Movies have doubled their ad spending on television in the past five-year period, according to Dave Thomas, co-managing director, national business unit, Nielsen Media Research. Last year, movies accounted for over 8 percent of the total TV ad spend. But Hollywood movie advertising is much more important in some demos, Mr. Thomas said. For example, during last Independence Day weekend, movies represented “over a third” of 18 to 34 demo rating points for all of the broadcast networks’ inventory. “You’re talking about premium inventory, highly rated properties,” Mr. Thomas said.
The evolution of DVDs from rentals to a sell-through business has effectively created a second “opening” for Hollywood’s films, said Jon Mandel, co-CEO and chief negotiating officer, MediaCom, and the result has been yet more Hollywood ad money poured into television. A DVD “used to be a tag-on to the movie advertising,” he said. “Now you can make more money on the DVD than you can on … the original theatrical. That potentially changes the windows. It also changes the amount of money that you would spend behind an introduction of a DVD.”

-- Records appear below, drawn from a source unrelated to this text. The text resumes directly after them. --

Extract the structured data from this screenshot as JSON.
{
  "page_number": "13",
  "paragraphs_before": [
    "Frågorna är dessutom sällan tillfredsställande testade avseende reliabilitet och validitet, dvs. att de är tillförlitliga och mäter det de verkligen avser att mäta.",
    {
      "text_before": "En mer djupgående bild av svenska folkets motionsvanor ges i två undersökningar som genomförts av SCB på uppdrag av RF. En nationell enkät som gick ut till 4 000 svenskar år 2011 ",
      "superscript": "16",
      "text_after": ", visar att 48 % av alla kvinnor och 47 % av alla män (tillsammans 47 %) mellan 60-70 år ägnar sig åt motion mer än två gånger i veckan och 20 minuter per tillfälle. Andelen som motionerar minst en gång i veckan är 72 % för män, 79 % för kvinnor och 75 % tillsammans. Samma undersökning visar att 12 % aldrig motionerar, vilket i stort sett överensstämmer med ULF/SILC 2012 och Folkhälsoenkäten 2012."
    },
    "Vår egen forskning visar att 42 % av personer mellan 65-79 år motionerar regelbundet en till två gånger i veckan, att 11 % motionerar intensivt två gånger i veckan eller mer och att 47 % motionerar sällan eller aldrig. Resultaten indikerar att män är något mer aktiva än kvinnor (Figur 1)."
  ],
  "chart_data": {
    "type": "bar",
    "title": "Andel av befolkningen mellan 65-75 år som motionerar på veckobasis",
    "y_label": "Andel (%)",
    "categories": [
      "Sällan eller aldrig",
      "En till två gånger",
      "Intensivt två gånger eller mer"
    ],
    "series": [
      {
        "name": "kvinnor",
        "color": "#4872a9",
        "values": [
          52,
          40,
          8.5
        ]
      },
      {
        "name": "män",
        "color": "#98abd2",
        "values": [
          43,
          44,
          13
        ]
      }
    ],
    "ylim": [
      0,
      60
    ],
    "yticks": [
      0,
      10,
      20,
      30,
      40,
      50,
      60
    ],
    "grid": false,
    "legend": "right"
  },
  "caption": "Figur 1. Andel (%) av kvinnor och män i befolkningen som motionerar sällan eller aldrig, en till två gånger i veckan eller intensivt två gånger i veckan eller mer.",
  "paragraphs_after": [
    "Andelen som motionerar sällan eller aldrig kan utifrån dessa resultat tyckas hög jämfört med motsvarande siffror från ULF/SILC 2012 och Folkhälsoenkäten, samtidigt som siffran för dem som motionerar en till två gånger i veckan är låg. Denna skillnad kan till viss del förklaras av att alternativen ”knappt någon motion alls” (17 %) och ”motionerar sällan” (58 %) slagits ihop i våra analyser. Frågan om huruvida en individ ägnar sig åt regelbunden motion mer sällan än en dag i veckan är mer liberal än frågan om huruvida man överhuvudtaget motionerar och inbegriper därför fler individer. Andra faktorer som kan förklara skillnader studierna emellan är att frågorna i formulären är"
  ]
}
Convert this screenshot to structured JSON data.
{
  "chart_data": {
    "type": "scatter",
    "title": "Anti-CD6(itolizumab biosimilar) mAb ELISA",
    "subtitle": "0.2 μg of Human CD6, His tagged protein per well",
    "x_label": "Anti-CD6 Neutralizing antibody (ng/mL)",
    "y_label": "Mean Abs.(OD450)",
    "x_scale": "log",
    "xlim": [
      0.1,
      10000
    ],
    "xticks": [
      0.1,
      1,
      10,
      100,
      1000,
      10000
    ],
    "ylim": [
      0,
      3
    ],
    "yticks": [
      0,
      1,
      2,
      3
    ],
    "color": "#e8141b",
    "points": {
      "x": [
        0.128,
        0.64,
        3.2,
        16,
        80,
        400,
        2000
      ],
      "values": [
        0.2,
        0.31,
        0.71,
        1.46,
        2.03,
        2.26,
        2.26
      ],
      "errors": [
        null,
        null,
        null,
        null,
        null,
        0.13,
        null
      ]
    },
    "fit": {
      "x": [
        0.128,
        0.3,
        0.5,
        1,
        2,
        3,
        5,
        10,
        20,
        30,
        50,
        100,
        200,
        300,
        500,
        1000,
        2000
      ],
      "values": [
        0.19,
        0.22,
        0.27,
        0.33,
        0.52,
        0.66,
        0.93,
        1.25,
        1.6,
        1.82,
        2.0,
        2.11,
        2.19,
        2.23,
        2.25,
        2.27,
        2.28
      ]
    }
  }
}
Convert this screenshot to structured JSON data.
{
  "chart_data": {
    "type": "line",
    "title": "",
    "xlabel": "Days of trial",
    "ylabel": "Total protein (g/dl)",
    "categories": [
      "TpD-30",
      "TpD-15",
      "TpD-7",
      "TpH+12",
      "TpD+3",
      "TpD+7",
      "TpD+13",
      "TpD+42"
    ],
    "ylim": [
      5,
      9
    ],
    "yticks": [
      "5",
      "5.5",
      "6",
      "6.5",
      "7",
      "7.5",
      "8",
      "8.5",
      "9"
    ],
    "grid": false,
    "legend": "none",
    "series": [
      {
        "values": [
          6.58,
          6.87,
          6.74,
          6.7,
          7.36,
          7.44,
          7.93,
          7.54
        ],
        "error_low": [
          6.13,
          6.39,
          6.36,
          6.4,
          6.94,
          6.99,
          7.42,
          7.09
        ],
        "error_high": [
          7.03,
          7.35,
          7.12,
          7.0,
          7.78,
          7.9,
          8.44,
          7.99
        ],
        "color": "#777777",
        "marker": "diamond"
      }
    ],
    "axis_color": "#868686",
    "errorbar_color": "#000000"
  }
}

The financial services category has been particularly buffeted by both economic uncertainty and the distrust of consumers dismayed by corporate scandals. The public’s view of financial services is “complete and total cynicism,” CNBC’s Mr. Cramer said.
In the present tough economy, “messages [to the consumer] about growth [prospects] may not ring true,” said Edward Faruolo, VP marketing, Cigna Corp., but spots about maintaining income, “sustenance” in tough times and riding the wave all may resonate.
Taking a longer view, Larry Goodman, president, CNN sales and marketing, noted that spending in the financial category over the past five years is up 56 percent across all media. “Financial services spending in the past five years, even with the ’01 and ’02 setbacks, has still outpaced total ad spending by about two to one,” he said.
There also has been a “shift to television” from print advertising in the financial services category, Mr. Goodman said.
In the event of war, “In the acute phase you kind of take a step back” from advertising, Pharmacia’s Mr. Silverman said. “Then everybody’s going to make their decision about when they should go back in when the acute phase ends. … Certainly, I don’t think anybody wants to be sponsoring body bags.”